B. QM Plan. The program director shall develop and, at least every 3 years, review a written QM plan that:
(1) Provides for an internal, ongoing quality performance evaluation process that describes the:
(a) Program goals; and
(b) Mechanisms, including staff responsible and resources available, for implementing the QM process;
(2) Is oriented to the individuals served and emphasizes recovery, collaboration, continuity of care, accessibility, accountability, and efficiency;
(3) Includes a system to evaluate:
(a) Quality of care and services rendered to individuals;
(b) Staff performance in the provision of the services;
(c) Staff competencies; and
(d) Appropriateness of the program's:
(i) Services, including accessibility and hours of operation;
(ii) Staff; and
(iii) If the program provides services in a facility, physical plant, and environment;
(4) Includes a process for the adequate collection of data in order to identify problems; and
(5) In order for staff to implement actions to correct deviations from the program's established standards, identifies a plan that:
(a) Is based on:
(i) The data collected under §B(4) of this regulation;
(ii) Input from staff and individuals served;
(iii) A review of the program's outcomes; and
(iv) Current trends in efficient and effective treatment and services;
(b) Is consistent with the program model and the specialized needs of those served; and
(c) Provides for ongoing internal review of the program, including monitoring for effectiveness of changes incorporated.
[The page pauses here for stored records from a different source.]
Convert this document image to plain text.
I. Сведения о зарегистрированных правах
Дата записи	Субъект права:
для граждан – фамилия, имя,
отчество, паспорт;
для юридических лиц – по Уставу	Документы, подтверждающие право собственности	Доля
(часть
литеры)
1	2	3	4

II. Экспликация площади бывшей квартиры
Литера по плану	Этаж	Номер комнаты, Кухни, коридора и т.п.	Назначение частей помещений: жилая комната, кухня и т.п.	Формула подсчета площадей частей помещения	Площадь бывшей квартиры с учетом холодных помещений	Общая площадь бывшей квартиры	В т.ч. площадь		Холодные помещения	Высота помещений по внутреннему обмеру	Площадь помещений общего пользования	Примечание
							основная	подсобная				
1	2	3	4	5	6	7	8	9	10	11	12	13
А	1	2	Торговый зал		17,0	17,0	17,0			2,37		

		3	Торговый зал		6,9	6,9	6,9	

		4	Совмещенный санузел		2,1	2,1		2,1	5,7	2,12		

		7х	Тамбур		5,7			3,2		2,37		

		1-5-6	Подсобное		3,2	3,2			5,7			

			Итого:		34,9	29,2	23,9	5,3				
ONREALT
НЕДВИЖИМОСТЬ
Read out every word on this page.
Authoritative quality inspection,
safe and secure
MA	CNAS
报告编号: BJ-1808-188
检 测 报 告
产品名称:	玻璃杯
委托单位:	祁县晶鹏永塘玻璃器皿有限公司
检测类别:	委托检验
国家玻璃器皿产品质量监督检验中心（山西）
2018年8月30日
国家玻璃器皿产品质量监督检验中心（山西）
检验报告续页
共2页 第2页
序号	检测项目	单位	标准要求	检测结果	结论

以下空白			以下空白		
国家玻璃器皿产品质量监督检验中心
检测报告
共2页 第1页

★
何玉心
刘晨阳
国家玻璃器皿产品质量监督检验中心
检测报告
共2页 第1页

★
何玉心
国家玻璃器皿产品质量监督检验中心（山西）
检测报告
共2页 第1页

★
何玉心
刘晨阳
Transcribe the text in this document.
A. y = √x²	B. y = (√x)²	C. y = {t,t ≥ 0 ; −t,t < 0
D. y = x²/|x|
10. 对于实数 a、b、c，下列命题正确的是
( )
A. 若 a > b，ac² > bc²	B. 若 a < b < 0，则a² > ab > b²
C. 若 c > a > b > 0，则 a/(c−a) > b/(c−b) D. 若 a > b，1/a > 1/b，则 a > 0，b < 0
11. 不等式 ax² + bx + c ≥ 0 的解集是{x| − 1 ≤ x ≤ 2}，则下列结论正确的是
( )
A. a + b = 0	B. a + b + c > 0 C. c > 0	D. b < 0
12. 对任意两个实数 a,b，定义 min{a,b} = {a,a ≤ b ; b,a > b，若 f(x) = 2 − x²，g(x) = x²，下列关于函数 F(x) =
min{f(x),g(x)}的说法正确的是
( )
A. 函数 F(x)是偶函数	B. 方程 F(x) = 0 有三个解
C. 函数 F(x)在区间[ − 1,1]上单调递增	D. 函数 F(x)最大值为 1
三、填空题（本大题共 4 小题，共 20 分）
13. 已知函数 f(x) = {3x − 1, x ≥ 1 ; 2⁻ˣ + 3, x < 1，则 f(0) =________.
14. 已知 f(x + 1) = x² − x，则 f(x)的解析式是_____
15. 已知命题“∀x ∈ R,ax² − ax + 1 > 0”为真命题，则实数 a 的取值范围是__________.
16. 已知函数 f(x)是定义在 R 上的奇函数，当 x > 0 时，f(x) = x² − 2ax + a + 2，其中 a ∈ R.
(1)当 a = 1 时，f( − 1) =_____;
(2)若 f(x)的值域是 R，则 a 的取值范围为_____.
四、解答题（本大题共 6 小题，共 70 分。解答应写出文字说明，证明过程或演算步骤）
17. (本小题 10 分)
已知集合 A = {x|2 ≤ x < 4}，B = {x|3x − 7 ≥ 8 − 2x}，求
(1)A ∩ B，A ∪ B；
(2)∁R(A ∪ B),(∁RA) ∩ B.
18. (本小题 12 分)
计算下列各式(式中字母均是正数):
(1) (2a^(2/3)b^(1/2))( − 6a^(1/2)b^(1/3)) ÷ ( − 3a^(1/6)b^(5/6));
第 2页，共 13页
C. Risk Management (RM). The program director shall develop and, at least every 3 years, review a written RM plan, which may be a component of the QM plan, that:
(1) Includes policies and procedures for critical incidents, including:
(a) Suicides; and
(b) Unfavorable service-related outcomes, including discharges that are not mutually agreed upon;
(2) Includes a mechanism by which the program director reports:
(a) An allegation of mental, physical, or sexual abuse or neglect of an individual, as provided under Health-General Article, §10-705, and Family Law Article, Title 5, Subtitle 7, and Title 14, Annotated Code of Maryland; and
(b) The death of an individual, as outlined in Regulation .13 of this chapter; and
(3) Tracks and evaluates incidents reported under §C(1) and (2) of this regulation and complaints filed under Regulation .16 of this chapter to determine trends.
D. Program Service Outcomes. The program director shall:
(1) Comply with the outcome reporting requirements as determined by the Administration;
(2) Report data when required and as specified by the Administration;
(3) Conduct and analyze the results of an annual satisfaction survey of the program's consumers;
(4) Develop a process to inform the individuals served of the program's service outcomes; and
(5) Make programmatic changes as appropriate.